Personal information
- Date of birth: 1 February 1950 (age 76)
- Place of birth: Gornje Goračiće, PR Serbia, FPR Yugoslavia
- Position: Midfielder

Youth career
- Budućnost Banatski Brestovac

Senior career*
- Years: Team / Apps / (Gls)
- Zlatar Nova Varoš
- Dinamo Pančevo
- Radnički Kovin

Managerial career
- Radnički Kovin
- Hajduk Beograd
- Zvezdara
- Palilulac Beograd
- Dinamo Pančevo
- 1996–1997: Obilić
- 1997–1998: Proleter Zrenjanin
- 1998–1999: Obilić
- 1999: Red Star Belgrade
- 2000: Qingdao Hainiu
- 2001: Čukarički
- 2001: Zemun
- 2002–2003: Hajduk Kula
- 2003: Zemun
- 2004: Hajduk Kula
- 2005: Železnik
- 2006–2007: Zemun
- 2007: Bežanija
- 2008–2009: Mladi Radnik
- 2009: Čukarički

= Miloljub Ostojić =

Serbian football manager and player

Miloljub Ostojić (Милољуб Остојић; born 1 February 1950) is a Serbian former football manager and player.

==Playing career==
Born in Gornje Goračiće, a village near Prijepolje, Ostojić grew up in Banatski Brestovac, a village near Pančevo, starting out at local club Budućnost. He played most of his career with Dinamo Pančevo and retired after playing for Radnički Kovin.

==Managerial career==
After working in the youth setup at Dinamo Pančevo, Ostojić began his managerial career with Radnički Kovin in the Banat League, the fifth tier of Yugoslav football. He was responsible for the emergence of Darko Kovačević. On the recommendation of his former teammate Miroslav Vjetrović, Ostojić subsequently took charge of Belgrade Zone League side Hajduk Beograd, helping them win promotion. He later served two terms as manager of Obilić under the ownership of Arkan during the late 1990s.

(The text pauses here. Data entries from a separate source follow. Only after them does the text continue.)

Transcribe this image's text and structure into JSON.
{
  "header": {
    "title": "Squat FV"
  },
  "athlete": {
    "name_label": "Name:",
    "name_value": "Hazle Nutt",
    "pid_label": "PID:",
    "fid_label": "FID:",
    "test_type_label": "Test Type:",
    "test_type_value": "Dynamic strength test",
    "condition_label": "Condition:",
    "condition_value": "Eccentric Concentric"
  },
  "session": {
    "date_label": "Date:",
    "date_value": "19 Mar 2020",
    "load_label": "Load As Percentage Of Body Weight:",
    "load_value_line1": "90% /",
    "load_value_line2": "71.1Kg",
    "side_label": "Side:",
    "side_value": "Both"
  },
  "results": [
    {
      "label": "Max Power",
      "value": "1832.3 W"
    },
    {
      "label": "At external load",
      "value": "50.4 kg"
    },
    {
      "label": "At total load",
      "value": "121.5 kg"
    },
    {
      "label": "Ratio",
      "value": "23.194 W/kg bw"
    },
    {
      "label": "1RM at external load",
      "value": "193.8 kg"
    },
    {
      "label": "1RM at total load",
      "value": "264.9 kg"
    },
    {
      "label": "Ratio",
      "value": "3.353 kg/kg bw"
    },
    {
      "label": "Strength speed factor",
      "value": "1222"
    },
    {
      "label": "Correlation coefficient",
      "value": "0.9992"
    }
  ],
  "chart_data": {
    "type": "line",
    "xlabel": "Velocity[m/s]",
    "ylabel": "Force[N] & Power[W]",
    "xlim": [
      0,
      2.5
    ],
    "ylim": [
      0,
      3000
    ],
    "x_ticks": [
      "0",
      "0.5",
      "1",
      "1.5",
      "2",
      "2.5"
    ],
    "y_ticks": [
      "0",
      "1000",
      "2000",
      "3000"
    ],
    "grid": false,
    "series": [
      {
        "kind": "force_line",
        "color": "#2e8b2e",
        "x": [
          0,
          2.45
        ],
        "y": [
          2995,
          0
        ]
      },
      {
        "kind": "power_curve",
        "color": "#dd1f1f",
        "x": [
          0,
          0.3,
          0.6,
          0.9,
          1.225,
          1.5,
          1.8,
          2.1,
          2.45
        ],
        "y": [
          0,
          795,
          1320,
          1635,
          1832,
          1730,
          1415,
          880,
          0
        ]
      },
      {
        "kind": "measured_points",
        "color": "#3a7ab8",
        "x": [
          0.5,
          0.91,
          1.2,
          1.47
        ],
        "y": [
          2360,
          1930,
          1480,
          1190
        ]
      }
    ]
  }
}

In June 1999, Ostojić was appointed as manager of Red Star Belgrade. He resigned from the position after spending less than three months in charge following a poor start to the season. In December 1999, Ostojić was announced as new manager of Chinese Jia-A League club Qingdao Hainiu for the 2000 season. He departed China in July 2000.

After returning to his homeland, Ostojić managed numerous clubs in the top flight during the 2000s, including Čukarički (twice), Zemun (three spells), Hajduk Kula (twice), Železnik, and Bežanija.